Saidou regretted the negative diplomatic consequences which are likely to befall Niger as a result of the high handedness of President Tandja. The European Union has decided to freeze part of its disbursements meant to support the country's budget.

He predicted that if the situation escalates into a conflict, it would lead to an increase in the circulation of small arms and light weapons in the country and this may spread to other parts of the subregion. "It would lead to population displacements with its attendant refugees moving in droves into neighbouring border countries like Nigeria, Chad and Burkina Faso.

Mr. Kwasi Adu-Amankwah, the Secretary General of the African Regional Organisation of the International Trade Union Confederation (ITUC-Africa) in a statement read on his behalf by Ugonna Duru, Programme Officer, Media Law Reform & Legal Defence of MFWA, called on ECOWAS, AU, UN and the entire International Community to ensure that constitutional legality and democracy are respected in Niger.

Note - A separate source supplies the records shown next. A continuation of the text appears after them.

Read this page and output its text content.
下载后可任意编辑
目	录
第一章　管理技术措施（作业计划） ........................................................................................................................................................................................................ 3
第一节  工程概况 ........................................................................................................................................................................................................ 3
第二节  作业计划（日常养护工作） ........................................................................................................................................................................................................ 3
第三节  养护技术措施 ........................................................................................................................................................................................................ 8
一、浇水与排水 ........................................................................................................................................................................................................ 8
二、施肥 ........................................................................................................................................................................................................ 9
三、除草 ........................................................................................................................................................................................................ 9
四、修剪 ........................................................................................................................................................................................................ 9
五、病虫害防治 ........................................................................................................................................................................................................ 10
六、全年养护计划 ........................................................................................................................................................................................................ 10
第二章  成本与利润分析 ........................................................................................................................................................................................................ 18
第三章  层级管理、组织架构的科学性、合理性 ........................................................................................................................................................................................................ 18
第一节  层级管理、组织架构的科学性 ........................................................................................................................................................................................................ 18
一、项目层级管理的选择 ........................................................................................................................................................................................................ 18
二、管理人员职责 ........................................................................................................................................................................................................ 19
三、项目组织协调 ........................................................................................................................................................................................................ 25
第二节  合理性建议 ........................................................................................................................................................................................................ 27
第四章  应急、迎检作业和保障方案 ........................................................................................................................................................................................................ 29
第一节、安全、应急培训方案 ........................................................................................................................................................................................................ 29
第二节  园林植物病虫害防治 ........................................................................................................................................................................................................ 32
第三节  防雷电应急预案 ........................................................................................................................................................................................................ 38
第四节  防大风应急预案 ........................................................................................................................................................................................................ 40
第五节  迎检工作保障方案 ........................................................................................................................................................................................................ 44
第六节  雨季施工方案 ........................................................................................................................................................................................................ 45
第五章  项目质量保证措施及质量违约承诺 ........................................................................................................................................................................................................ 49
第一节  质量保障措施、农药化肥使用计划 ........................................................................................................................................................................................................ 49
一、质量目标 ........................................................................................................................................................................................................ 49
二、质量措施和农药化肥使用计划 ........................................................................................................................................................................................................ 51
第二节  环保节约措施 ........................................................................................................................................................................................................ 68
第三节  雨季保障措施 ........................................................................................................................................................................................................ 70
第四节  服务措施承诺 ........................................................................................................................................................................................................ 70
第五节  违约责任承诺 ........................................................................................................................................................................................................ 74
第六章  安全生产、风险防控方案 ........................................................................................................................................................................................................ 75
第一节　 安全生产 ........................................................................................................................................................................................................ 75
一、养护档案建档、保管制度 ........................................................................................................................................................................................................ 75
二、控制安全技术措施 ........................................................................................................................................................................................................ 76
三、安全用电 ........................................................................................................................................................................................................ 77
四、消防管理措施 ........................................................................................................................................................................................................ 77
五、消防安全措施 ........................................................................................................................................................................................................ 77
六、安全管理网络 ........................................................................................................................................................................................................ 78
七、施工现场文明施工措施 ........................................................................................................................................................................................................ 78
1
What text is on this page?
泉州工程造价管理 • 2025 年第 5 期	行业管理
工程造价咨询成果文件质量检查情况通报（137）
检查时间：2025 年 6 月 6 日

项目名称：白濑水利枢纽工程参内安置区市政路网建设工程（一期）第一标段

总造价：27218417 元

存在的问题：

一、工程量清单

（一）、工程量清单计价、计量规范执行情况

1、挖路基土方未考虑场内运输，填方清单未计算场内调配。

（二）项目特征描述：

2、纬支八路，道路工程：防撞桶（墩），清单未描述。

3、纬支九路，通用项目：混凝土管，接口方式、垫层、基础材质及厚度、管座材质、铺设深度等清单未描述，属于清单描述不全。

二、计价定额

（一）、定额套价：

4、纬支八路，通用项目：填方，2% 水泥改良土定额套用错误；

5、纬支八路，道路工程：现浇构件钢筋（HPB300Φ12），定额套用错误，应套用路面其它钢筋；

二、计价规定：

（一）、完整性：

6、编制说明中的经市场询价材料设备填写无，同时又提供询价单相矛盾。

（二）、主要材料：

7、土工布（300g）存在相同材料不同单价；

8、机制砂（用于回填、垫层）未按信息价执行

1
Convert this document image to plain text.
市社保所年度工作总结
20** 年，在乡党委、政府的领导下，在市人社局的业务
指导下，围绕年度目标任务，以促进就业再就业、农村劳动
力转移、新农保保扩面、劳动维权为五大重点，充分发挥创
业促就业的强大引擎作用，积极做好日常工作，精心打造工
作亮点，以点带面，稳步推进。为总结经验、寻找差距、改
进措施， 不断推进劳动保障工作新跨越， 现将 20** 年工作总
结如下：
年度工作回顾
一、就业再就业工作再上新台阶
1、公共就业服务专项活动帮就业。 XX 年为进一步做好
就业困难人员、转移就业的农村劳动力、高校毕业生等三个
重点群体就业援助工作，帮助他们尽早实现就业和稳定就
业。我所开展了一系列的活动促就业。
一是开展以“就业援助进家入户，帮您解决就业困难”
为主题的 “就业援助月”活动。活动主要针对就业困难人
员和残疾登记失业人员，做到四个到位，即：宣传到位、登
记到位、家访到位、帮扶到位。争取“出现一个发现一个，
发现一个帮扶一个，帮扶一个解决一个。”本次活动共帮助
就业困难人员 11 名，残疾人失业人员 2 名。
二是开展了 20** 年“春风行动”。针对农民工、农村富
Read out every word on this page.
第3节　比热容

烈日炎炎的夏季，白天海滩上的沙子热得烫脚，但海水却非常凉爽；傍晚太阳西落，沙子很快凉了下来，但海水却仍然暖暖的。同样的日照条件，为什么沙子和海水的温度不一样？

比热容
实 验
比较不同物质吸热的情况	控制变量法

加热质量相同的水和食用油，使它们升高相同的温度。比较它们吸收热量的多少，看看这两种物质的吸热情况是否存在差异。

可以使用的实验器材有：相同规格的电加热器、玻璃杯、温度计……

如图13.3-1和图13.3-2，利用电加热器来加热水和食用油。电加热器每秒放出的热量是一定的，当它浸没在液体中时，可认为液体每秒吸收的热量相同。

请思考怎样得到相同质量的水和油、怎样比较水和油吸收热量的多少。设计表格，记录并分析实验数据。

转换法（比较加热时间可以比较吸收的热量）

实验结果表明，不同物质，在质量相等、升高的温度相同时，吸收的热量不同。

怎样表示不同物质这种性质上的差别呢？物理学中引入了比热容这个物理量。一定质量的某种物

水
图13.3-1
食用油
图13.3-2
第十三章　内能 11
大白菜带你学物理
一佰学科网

"The unilateral decision taken by President Mamadou Tandja to hold a referendum on August 4, 2009 for the sole purpose of extending his tenure in office without any due regard for Niger's Constitution and the views of the people is an affront to democracy. The majority of the people of Niger and the entire International Community have loudly objected to this move, describing it as selfish, illegitimate and unconstitutional".

The ITUC-Africa, he says, salutes the pro-democratic forces of Niger for their bravery, resilience and courage in the defence and promotion of democracy and fundamental liberties, especially during this difficult period in the history of their country.

Mr. Emmanuel Bombande, Executive Director of the West African Network for Peace Building (WANEP), who chaired the Forum said the on-goings in Niger make a compelling reason to revisit the ECOWAS Protocols and the AU Constitutive Act. While urging Africans not to keep mute over illegalities perpetrated by their leaders he also acknowledged the fact that in Africa "poverty freezes people's lips".

The Executive Secretary of the MFWA, Prof Kwame Karikari, was of the view that events in Niger tend to reinforce the belief that "it appears that Africans are ordained to live with problems which are foisted on their populations by their leaders".